Ditanya pertimbangan peniadaan itu, dirinya menjawab alasan perubahan iklim yang ikut disebabkan oleh limbah sampah dan berdampak pada emisi gas rumah kaca. Menurutnya, TPA dengan timbunan sampahnya menjadi salah satu faktor besar dalam pencemaran gas emisi.
“TPA mengumpulkan sampah organik, dari situ menghasilkan gas metan dan menyebabkan emisi gas rumah kaca,” katanya.
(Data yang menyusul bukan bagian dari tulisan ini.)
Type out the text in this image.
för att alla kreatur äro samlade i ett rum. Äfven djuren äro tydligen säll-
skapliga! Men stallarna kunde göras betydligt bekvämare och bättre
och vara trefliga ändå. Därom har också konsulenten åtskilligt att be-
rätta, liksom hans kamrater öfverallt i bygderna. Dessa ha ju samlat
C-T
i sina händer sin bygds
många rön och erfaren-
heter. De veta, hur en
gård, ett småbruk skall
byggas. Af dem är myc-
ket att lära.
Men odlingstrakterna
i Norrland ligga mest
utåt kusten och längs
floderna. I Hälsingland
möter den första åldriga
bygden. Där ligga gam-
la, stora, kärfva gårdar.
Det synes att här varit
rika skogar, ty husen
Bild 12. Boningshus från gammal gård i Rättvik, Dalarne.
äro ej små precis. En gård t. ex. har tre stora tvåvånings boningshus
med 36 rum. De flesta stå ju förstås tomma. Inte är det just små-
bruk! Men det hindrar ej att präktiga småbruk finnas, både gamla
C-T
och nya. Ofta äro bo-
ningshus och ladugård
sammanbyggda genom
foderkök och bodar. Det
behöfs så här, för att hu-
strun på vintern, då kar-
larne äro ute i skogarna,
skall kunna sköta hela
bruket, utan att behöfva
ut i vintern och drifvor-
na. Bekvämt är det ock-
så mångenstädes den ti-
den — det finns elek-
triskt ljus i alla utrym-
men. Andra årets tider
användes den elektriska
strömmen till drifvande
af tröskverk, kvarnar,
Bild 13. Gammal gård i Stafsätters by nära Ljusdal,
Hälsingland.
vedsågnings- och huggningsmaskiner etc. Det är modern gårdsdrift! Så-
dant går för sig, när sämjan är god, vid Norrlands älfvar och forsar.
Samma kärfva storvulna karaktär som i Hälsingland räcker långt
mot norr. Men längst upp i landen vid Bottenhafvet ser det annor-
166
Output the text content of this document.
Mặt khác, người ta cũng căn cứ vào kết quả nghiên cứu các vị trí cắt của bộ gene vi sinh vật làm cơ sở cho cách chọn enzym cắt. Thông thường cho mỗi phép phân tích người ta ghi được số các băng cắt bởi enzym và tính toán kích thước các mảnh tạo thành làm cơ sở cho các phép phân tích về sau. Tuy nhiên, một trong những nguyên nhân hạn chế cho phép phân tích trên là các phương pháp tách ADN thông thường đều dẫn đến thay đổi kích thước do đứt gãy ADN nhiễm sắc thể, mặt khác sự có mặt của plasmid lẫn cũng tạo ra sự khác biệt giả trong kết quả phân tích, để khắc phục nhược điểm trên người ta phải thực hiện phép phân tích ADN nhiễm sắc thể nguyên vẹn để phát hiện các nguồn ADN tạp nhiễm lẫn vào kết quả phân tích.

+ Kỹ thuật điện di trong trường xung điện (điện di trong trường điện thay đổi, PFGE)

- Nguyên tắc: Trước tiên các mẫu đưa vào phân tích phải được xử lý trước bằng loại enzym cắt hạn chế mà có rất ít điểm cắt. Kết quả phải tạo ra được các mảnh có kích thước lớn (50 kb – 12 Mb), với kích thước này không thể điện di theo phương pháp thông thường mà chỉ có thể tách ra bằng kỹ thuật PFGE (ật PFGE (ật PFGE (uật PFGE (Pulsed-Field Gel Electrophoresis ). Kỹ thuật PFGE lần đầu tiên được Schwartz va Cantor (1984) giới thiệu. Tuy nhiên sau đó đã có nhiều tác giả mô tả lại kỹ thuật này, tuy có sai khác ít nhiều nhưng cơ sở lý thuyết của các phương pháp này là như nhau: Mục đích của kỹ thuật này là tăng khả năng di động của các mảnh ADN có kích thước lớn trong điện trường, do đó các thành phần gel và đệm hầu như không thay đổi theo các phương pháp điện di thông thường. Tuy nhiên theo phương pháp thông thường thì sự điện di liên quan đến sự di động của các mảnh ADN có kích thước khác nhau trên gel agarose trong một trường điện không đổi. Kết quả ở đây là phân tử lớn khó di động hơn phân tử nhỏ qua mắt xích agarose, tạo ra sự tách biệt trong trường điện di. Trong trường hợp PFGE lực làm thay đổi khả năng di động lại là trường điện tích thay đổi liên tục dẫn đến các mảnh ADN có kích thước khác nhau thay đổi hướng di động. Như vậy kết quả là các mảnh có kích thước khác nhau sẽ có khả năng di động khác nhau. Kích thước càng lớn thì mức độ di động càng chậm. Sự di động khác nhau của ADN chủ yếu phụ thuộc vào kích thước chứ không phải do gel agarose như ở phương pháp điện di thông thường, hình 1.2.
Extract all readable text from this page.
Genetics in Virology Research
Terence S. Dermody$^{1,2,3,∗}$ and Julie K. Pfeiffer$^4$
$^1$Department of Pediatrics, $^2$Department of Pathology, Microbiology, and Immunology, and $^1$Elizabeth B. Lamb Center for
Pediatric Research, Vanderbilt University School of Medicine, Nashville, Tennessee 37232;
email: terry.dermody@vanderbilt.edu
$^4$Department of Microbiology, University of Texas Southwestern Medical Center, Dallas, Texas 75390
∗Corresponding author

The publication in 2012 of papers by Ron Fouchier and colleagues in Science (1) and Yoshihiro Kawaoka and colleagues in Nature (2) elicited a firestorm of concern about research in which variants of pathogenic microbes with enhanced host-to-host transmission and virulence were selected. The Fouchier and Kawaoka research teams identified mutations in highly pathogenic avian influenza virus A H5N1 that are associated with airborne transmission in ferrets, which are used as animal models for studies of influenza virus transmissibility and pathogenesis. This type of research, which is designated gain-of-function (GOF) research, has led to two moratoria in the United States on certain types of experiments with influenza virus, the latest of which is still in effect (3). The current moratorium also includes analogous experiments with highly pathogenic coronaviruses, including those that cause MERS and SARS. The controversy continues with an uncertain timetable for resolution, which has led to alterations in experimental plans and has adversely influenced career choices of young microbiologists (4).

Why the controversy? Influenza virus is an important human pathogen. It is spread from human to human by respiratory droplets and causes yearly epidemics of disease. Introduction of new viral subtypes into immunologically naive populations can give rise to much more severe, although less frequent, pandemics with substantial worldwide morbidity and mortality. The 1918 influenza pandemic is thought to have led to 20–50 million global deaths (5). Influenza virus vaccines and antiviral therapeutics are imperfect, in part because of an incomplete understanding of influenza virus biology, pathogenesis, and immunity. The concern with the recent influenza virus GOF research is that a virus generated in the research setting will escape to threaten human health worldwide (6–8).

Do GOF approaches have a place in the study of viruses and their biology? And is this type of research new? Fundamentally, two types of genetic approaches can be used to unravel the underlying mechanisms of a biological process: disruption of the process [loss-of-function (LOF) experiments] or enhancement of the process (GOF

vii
Dia menjanjikan, berencana untuk mengelola dan mengurangi cara tersebut sedikit demi sedikit melalui TPA yang sudah ada. Utamanya, dengan metode landfill mining dan RDF Plant di berbagai tempat pembuangan sampah.
“Jadi caranya menambang TPA. Jadi kita mengambil sampah-sampah lama itu kemudian dijadikan bricket sampah dan ada proses pengeringan dan sebagainya,” jelasnya.
Rosa mengatakan, jarak 10 tahun antara 2030-2040 akan difokuskan pada pembangunan landfil mining tersebut. Meski demikian, dirinya tak memerinci program yang telah berjalan sejauh ini.
Berdasarkan informasi, proses landfill mining dan RDF Plant yang sedang dimatangkan sejauh ini ada di TPST Bantargebang. Dalam kerjasama dengan Pemprov DKI, sistem pemrosesan dengan pagu anggaran Rp 1,07 triliun di Bantargebang akan menjadi yang terbesar di Indonesia.